Public benchmarks play an important role in measuring the level of development and performance of AI technologies. "For many years, research teams from corporations such as Google or Uber have been competing for the top spots," says Rohit Mohan - and proudly points out that EfficientPS climbed to first place in Cityscapes, an influential benchmark for scene understanding methods in autonomous driving.
On the road to human-like perception
Meanwhile, Abhinav Valada and Rohit Mohan have achieved another milestone on the road to human-like perception for self-driving cars by proposing a so-called amodal panoptic segmentation task and showing its solvability in principle. We humans have the remarkable ability to perceive objects as a whole, even when parts of them are occluded. This ability, known as amodal perception, is the link between our perception of the world and its cognitive understanding, and enables us to cope with everyday life.

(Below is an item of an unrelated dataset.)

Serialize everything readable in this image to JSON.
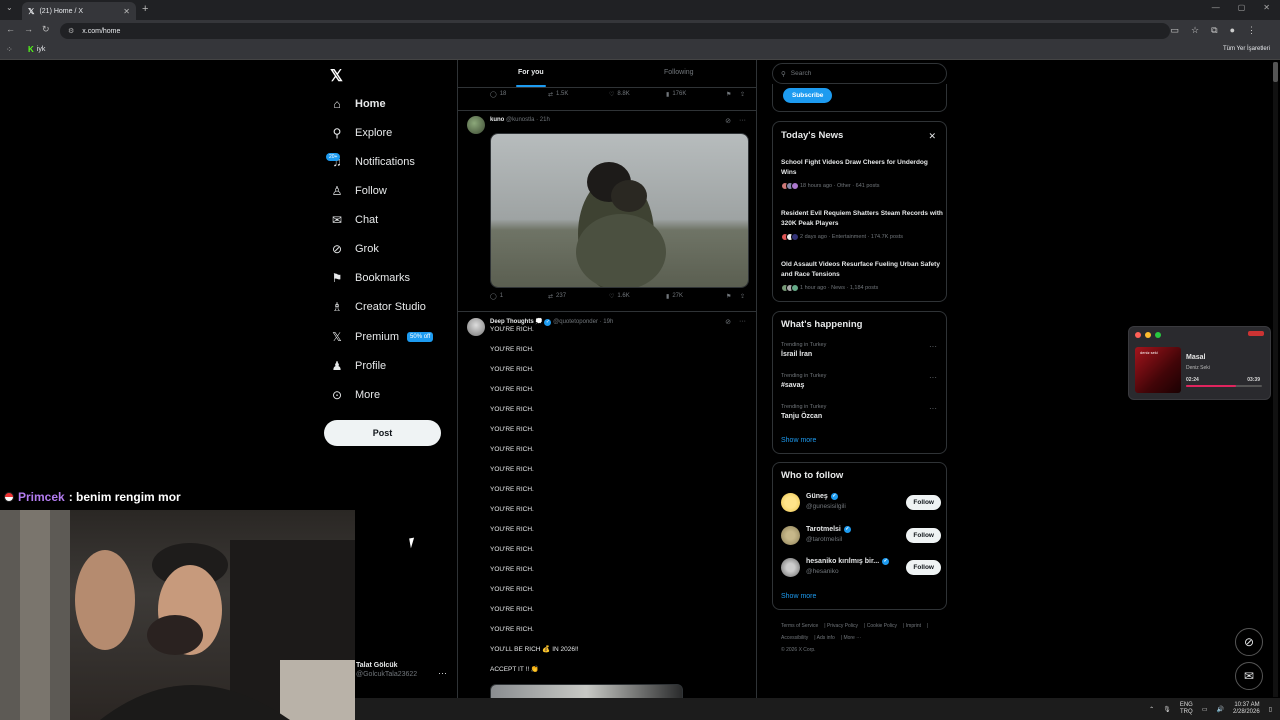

Until now, robots or autonomous vehicles have been limited to modal perception, which limits their ability to mimic the visual experience of humans. With advanced AI algorithms, visual recognition capability for self-driving cars could now be revolutionized, Valada believes, by using perception with amodal panoptic segmentation to give machines a holistic understanding of the environment. Machines would learn to abstract from partial occlusion of objects and recognize them in their entirety. In short, the new quality of visual environment sensing will be able to vastly improve the road safety of autonomous driving cars. For their work, Abhinav Valada and Rohit Mohan were awarded the "Most Novel Research" prize at the AutoSens conference in Brussels last September.